Procedimento (per circa 24 rock cake da 4/5 cm di diametro):
1. Preparare due teglie da forno per coprendone il fondo con carta da forno. Accendere il forno impostandolo a 180° ventilato. Rompere l’uovo in una ciotolina e sbatterlo un poco con una forchetta; tenerlo a disposizione.
2. In una terrina capiente setacciare la farina, il sale, il lievito, lo zucchero e le spezie (il misto e la noce moscata grattata fresca). Mescolare bene le polveri, quindi unire il burro tagliato a dadini. Mescolare energicamente con una forchetta o con le mani sabbiando il composto che deve risultare grossolano come del pangrattato. Unire quindi la frutta disidratata e mescolare bene. Infine aggiungere l’uovo leggermente sbattuto. Mescolare e compattare rapidamente l’impasto (non eccedere nella lavorazione, deve stare a mala pena insieme). Solo se necessario unire 1 cucchiaio di latte per impastare meglio.

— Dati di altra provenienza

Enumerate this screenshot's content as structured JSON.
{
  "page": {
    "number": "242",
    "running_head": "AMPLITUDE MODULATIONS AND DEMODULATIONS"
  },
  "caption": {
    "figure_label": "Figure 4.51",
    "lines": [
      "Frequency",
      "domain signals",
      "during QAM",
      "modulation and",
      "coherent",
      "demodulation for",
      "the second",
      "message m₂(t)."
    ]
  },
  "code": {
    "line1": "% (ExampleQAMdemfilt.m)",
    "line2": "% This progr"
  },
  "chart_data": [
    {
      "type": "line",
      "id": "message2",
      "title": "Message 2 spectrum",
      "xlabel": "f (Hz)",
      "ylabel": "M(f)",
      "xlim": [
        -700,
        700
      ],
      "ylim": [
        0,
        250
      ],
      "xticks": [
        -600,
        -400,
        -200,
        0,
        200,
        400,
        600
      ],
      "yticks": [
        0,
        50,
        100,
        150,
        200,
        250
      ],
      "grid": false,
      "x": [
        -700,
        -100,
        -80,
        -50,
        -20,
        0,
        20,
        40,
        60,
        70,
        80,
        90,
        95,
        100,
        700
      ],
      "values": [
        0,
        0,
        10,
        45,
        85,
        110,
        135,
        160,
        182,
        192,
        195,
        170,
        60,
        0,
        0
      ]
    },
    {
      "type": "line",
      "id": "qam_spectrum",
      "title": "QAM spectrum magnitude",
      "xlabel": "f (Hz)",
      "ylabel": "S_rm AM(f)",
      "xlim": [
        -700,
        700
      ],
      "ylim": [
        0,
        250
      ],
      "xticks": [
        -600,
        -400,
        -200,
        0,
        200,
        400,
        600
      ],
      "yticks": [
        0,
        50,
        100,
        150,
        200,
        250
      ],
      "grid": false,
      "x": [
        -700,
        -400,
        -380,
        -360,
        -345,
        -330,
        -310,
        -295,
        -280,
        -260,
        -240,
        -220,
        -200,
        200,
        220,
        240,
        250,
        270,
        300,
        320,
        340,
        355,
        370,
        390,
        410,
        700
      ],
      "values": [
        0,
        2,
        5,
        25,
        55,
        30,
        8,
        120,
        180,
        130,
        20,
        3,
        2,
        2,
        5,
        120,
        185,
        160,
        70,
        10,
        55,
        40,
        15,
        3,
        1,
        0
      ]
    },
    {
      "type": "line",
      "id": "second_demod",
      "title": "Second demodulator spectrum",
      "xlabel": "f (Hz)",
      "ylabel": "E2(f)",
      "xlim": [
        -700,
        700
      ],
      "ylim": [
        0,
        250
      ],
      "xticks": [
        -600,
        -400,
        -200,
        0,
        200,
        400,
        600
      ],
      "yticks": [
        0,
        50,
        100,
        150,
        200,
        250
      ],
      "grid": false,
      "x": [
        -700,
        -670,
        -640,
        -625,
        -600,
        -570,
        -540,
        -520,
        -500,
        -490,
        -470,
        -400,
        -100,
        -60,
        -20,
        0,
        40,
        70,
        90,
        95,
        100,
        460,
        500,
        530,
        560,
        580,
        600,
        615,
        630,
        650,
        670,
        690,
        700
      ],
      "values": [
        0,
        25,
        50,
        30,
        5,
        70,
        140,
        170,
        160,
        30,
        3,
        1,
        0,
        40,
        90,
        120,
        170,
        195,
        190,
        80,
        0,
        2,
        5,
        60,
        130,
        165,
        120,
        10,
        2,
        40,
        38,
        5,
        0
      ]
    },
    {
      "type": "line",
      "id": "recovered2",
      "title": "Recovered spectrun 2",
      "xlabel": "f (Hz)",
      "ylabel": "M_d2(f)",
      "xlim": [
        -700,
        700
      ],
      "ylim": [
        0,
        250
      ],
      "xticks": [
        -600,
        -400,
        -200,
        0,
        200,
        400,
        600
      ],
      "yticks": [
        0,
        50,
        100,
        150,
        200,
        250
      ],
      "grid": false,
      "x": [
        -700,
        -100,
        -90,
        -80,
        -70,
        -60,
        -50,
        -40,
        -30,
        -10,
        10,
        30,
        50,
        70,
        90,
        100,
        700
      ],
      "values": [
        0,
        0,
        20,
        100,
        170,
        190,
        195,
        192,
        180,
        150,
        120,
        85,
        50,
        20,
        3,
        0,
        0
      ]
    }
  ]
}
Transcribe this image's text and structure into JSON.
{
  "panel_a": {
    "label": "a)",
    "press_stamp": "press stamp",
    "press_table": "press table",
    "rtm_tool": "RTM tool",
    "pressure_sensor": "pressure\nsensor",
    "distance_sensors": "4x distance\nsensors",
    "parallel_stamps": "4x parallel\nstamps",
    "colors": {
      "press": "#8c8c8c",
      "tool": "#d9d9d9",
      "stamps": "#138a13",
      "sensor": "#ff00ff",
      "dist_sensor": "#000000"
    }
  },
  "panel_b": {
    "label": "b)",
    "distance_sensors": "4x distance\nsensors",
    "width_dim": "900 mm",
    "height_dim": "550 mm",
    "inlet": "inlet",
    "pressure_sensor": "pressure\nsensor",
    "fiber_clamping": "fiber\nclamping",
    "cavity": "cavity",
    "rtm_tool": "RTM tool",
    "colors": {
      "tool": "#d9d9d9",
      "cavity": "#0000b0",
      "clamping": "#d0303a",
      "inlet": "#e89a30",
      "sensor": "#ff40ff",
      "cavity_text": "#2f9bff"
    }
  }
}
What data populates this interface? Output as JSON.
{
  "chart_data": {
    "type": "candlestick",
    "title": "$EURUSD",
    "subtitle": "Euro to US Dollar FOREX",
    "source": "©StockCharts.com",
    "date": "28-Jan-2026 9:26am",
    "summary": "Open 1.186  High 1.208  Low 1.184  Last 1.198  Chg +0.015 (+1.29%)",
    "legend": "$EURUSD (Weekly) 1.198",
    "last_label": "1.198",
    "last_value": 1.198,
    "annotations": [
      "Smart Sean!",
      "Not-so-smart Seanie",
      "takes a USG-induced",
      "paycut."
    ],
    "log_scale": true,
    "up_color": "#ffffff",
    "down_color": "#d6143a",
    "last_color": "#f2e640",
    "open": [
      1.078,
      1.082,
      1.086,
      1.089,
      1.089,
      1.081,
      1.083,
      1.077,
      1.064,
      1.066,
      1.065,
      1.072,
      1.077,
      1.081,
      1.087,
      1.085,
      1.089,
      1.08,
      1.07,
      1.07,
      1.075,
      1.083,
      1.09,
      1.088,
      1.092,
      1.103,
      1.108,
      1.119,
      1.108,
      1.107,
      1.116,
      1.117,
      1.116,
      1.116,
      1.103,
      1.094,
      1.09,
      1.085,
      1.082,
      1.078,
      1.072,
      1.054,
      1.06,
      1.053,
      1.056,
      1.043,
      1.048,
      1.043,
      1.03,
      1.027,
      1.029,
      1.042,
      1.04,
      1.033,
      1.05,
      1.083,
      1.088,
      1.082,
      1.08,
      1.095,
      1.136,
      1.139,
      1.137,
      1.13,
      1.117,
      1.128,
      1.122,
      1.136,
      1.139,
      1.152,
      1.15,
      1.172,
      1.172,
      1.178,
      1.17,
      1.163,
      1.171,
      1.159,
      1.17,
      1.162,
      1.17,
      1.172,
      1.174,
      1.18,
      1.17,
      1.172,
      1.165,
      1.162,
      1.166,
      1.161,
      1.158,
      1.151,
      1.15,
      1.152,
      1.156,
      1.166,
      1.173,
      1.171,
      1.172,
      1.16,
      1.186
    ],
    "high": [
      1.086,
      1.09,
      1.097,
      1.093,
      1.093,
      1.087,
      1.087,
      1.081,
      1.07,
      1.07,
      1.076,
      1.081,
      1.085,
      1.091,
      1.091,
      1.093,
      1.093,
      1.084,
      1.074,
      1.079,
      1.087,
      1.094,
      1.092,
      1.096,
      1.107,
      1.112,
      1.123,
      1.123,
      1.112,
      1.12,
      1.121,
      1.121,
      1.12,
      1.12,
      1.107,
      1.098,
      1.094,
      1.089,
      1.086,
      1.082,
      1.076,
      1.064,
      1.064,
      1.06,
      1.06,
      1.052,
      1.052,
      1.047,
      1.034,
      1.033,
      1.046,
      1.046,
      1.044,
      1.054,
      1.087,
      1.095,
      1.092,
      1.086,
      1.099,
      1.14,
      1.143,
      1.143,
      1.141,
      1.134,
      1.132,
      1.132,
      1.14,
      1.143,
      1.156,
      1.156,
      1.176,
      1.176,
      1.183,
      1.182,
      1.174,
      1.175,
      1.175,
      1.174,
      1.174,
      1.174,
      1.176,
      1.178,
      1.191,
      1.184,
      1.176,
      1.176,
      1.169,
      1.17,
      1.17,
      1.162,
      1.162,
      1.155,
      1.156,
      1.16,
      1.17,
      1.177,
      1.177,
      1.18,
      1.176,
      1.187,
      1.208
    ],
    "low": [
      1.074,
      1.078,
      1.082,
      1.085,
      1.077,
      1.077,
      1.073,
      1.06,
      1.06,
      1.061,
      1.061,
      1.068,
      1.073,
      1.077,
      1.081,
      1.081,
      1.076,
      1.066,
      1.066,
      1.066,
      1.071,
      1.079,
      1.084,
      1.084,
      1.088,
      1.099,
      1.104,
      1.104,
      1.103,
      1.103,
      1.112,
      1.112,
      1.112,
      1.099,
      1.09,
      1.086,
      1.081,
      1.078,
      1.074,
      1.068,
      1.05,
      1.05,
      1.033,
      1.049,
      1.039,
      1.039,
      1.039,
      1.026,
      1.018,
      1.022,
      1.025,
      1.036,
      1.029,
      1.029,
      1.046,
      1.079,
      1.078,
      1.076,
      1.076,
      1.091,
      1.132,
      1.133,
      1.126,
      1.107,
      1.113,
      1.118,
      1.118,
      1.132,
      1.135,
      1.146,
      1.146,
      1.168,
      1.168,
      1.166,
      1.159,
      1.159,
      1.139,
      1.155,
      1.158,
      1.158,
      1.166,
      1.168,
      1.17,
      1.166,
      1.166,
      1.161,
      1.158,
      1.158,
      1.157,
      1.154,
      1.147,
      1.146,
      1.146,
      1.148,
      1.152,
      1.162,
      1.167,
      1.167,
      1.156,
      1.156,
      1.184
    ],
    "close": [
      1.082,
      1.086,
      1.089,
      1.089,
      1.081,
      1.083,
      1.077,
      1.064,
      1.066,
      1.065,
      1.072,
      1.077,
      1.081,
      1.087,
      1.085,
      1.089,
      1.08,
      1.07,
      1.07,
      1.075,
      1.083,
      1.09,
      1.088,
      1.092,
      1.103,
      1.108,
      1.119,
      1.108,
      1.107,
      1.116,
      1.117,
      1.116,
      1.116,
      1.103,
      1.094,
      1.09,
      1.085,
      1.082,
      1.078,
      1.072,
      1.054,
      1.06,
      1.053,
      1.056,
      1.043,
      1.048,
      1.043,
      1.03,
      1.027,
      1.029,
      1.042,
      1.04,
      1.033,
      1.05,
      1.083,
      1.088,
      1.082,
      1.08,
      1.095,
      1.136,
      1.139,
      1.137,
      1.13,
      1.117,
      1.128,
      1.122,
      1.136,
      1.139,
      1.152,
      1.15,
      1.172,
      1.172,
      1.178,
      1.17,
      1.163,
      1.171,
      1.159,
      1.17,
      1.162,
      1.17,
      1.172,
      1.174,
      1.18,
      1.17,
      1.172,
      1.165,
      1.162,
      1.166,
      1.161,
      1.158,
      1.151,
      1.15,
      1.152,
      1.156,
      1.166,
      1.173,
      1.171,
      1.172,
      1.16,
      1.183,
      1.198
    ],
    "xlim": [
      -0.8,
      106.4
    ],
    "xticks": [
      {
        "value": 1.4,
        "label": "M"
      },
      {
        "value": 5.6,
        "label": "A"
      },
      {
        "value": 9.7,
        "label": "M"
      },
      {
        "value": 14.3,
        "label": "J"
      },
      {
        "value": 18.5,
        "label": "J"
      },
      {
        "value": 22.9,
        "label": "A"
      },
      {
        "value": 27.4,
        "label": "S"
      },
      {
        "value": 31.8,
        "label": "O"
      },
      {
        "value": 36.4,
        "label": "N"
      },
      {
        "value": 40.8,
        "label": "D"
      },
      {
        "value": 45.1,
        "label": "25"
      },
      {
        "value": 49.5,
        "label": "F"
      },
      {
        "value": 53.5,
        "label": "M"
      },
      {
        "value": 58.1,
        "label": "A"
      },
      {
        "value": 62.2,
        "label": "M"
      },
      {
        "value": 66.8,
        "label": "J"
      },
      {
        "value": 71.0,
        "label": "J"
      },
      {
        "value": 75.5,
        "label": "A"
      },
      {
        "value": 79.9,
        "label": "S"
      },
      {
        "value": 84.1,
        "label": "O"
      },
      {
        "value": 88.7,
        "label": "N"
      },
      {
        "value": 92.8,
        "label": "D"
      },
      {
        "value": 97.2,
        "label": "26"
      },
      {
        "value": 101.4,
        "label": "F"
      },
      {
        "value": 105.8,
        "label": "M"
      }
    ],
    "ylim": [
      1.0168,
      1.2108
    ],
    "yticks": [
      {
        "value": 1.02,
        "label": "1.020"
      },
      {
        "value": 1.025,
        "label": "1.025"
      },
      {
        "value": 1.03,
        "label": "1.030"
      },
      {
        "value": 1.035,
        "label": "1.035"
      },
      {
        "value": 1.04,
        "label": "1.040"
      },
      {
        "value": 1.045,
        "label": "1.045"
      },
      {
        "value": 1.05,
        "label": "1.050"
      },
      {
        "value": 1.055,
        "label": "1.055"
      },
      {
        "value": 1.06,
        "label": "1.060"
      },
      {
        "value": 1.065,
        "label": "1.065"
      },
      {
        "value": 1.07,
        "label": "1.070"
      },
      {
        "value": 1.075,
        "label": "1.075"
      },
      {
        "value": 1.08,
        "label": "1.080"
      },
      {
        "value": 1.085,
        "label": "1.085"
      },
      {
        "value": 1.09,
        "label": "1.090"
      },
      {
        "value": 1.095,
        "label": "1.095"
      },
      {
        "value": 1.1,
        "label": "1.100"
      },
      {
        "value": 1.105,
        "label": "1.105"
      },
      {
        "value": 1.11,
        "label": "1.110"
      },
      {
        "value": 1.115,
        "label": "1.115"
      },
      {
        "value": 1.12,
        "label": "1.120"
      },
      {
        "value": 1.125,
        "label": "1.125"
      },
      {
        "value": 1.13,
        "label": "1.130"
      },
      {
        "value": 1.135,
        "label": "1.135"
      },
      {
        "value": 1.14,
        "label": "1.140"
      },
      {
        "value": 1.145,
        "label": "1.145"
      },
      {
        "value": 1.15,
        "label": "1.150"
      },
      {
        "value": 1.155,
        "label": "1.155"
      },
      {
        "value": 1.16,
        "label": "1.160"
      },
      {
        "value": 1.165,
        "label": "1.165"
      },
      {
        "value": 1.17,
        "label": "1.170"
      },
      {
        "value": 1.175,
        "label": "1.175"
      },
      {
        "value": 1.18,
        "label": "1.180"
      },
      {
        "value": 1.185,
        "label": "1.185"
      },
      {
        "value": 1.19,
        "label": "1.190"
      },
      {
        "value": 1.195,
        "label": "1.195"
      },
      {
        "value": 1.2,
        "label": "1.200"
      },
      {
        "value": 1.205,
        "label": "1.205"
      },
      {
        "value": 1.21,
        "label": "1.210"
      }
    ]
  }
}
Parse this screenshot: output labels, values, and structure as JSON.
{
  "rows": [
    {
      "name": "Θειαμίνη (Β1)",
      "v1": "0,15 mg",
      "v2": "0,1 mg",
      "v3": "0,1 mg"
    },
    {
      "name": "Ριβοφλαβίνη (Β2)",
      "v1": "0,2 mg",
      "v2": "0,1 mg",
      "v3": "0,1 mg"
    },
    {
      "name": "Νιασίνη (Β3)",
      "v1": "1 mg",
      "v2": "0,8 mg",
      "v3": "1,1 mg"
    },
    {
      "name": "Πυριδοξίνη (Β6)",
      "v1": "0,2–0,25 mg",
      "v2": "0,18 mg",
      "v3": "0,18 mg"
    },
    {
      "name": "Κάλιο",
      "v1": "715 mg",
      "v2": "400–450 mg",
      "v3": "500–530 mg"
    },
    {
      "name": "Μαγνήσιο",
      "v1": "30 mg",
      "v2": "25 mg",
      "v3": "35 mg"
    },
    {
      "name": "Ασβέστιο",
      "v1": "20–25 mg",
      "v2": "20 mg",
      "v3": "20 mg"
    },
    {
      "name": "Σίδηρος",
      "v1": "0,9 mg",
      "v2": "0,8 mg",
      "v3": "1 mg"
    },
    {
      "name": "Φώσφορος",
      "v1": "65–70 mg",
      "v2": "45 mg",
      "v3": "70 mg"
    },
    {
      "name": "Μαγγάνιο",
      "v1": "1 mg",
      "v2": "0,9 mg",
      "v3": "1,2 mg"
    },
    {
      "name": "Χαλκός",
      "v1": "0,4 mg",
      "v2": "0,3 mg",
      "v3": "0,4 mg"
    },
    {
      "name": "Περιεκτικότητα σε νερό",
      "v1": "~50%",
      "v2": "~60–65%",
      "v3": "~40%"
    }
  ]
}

3. Delia consiglia di usare due forchette, ma io per pigrizia ho utilizzato un forma cookie dell’Ikea (ma va benissimo un cucchiaio o una pinza per palline di gelato). Insomma basta usare qualcosa che prelevi dalla ciotola una dose regolare di impasto e trasferirlo a mucchietti sulla teglia. A questo punto anche se le rock cake sono generalmente tonde come sassi io le ho appiattite un po’ con i rebbi di una forchetta. Agatha raccontava di rock cake sottili e croccanti quindi ho lasciato l’aspetto grezzo e roccioso, ma le ho rese più simili a dei piccoli cookie.
4. Infornare e cuocere a 180° ventilato per circa 20 minuti. Dovranno avere un bel colore dorato. Aspettare che siano ben fredde prima di spostarle. Si conservano per diversi giorni in una scatola di latta chiusa ermeticamente.
Le provo oggi.
Poi vi dirò
Sper che i dolcetti amati da Agatha le siano piaciuti!